Cannabinoids plus other components such as terpenoids and pyrolytic by-products were identified and quantified in all samples. Cannabis vapor and smoke was tested for cannabinoid receptor 1 (CB1) binding activity and compared to pure Delta(9)-tetrahydrocannabinol (Delta(9)-THC).

The top five major compounds in Bedrocan extracts were Delta(9)-THC, cannabigerol (CBG), terpinolene, myrcene, and cis-ocimene in Bedrobinol Delta(9)-THC, myrcene, CBG, cannabichromene (CBC), and camphene in Bediol cannabidiol (CBD), Delta(9)-THC, myrcene, CBC, and CBG.

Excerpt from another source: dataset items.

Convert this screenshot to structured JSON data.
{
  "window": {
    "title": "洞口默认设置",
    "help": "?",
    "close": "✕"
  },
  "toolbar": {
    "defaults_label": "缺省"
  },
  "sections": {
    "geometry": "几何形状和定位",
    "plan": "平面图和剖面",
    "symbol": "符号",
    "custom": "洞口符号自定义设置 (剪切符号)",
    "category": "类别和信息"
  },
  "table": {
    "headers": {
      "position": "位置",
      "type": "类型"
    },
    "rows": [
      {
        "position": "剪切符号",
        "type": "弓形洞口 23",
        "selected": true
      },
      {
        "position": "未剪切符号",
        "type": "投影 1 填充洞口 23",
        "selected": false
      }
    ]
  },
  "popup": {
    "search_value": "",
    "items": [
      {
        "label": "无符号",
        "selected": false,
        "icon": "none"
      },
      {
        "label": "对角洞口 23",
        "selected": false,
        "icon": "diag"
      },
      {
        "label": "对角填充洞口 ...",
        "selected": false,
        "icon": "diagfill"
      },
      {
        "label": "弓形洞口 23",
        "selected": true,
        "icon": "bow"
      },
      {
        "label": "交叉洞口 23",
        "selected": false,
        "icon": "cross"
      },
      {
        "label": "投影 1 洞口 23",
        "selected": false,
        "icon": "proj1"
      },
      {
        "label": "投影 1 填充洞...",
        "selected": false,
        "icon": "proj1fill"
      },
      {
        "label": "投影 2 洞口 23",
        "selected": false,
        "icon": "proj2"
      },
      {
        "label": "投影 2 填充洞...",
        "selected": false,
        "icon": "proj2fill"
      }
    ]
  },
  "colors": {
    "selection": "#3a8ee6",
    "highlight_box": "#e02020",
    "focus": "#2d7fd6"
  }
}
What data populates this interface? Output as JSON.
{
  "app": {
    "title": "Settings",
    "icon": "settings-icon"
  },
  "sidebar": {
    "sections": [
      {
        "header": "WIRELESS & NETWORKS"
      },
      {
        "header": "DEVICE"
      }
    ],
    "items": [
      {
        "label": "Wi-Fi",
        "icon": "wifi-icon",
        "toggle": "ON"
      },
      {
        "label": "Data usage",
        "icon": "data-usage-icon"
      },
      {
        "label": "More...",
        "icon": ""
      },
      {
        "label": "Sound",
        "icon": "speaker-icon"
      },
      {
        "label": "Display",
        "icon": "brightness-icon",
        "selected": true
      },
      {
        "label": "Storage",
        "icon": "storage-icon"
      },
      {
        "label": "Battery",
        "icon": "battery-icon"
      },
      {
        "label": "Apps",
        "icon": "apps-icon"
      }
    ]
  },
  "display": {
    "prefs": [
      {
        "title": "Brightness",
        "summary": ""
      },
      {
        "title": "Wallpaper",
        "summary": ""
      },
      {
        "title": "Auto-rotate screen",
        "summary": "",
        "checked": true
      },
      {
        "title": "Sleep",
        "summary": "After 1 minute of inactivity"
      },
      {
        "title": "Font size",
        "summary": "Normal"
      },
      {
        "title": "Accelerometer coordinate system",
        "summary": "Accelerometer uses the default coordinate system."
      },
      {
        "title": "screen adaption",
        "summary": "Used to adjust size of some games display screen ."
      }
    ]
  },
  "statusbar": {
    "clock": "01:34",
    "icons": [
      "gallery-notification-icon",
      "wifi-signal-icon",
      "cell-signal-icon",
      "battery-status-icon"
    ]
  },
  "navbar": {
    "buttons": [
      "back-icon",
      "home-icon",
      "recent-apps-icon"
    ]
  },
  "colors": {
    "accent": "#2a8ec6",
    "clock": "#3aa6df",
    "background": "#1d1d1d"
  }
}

The major components in Bedrocan vapor (>1.0 mg/g) were Delta(9)-THC, terpinolene, myrcene, CBG, cis-ocimene and CBD in Bedrobinol Delta(9)-THC, myrcene and CBD in Bediol CBD, Delta(9)-THC, myrcene, CBC and terpinolene.

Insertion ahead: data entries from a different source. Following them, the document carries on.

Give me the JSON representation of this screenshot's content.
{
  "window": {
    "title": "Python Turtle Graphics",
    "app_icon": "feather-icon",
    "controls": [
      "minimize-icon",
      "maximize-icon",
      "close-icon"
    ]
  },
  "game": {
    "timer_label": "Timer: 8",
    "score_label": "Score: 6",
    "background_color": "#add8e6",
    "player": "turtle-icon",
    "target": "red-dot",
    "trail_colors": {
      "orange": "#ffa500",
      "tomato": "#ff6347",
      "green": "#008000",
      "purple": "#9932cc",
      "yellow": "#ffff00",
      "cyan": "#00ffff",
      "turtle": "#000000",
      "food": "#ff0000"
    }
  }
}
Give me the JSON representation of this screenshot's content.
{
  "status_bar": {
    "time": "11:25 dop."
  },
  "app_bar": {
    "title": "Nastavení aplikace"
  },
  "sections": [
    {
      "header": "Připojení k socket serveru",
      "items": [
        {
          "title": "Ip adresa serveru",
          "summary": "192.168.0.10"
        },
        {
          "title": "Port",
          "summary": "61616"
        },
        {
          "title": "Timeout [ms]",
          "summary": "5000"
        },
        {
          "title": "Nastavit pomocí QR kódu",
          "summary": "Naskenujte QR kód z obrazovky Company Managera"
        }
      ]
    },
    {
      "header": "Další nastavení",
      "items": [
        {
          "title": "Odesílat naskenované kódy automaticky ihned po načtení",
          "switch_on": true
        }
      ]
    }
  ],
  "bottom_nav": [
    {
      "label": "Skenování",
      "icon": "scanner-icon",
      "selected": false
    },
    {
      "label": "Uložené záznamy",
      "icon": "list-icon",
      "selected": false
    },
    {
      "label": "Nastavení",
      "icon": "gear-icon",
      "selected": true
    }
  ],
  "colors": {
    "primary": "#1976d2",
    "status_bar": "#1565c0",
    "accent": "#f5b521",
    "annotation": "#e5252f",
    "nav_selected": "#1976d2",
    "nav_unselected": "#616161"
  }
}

The major components in Bedrocan smoke (>1.0 mg/g) were Delta(9)-THC, cannabinol (CBN), terpinolene, CBG, myrcene and cis-ocimene in Bedrobinol Delta(9)-THC, CBN and myrcene in Bediol CBD, Delta(9)-THC, CBN, myrcene, CBC and terpinolene.

There was no statistically significant difference between CB1 binding of pure Delta(9)-THC compared to cannabis smoke and vapor at an equivalent concentration of Delta(9)-THC.”

http://www.ncbi.nlm.nih.gov/pubmed/20118579

Determination of 11 Cannabinoids in Biomass and Extracts of Different Varieties of Cannabis Using High-Performance Liquid Chromatography.

“An HPLC single-laboratory validation was performed for the detection and quantification of the 11 major cannabinoids in most cannabis varieties, namely, cannabidiolic acid (CBDA), cannabigerolic acid (CBGA), cannabigerol (CBG), cannabidiol (CBD), tetrahydrocannabivarin (THCV), cannabinol (CBN), Δ9-trans-tetrahydrocannabinol (Δ9-THC), Δ8- trans-tetrahydrocannabinol (Δ8-THC), cannabicyclol (CBL), cannabichromene (CBC), and Δ9-tetrahydrocannabinolic acid-A (THCAA). The analysis was carried out on the biomass and extracts of these varieties. Methanol-chloroform (9:1, v/v) was used for extraction, 4-androstene-3,17-dione was used as the internal standard, and separation was achieved in 22.2 min on a C18 column using a two- step gradient elution. The method was validated for the 11 cannabinoids. The concentration-response relationship of the method indicated a linear relationship between the concentration and peak area with r2 values of >0.99 for all 11 cannabinoids. Method accuracy was determined through a spike study, and recovery ranged from 89.7 to 105.5% with an RSD of 0.19 to 6.32% for CBDA, CBD, THCV, CBN, Δ9-THC, CBL, CBC, and THCAA; recovery was 84.7, 84.2, and 67.7% for the minor constituents, CBGA, CBG, and Δ8-THC, respectively, with an RSD of 2.58 to 4.96%. The validated method is simple, sensitive, and reproducible and is therefore suitable for the detection and quantification of these cannabinoids in different types of cannabis plant materials.”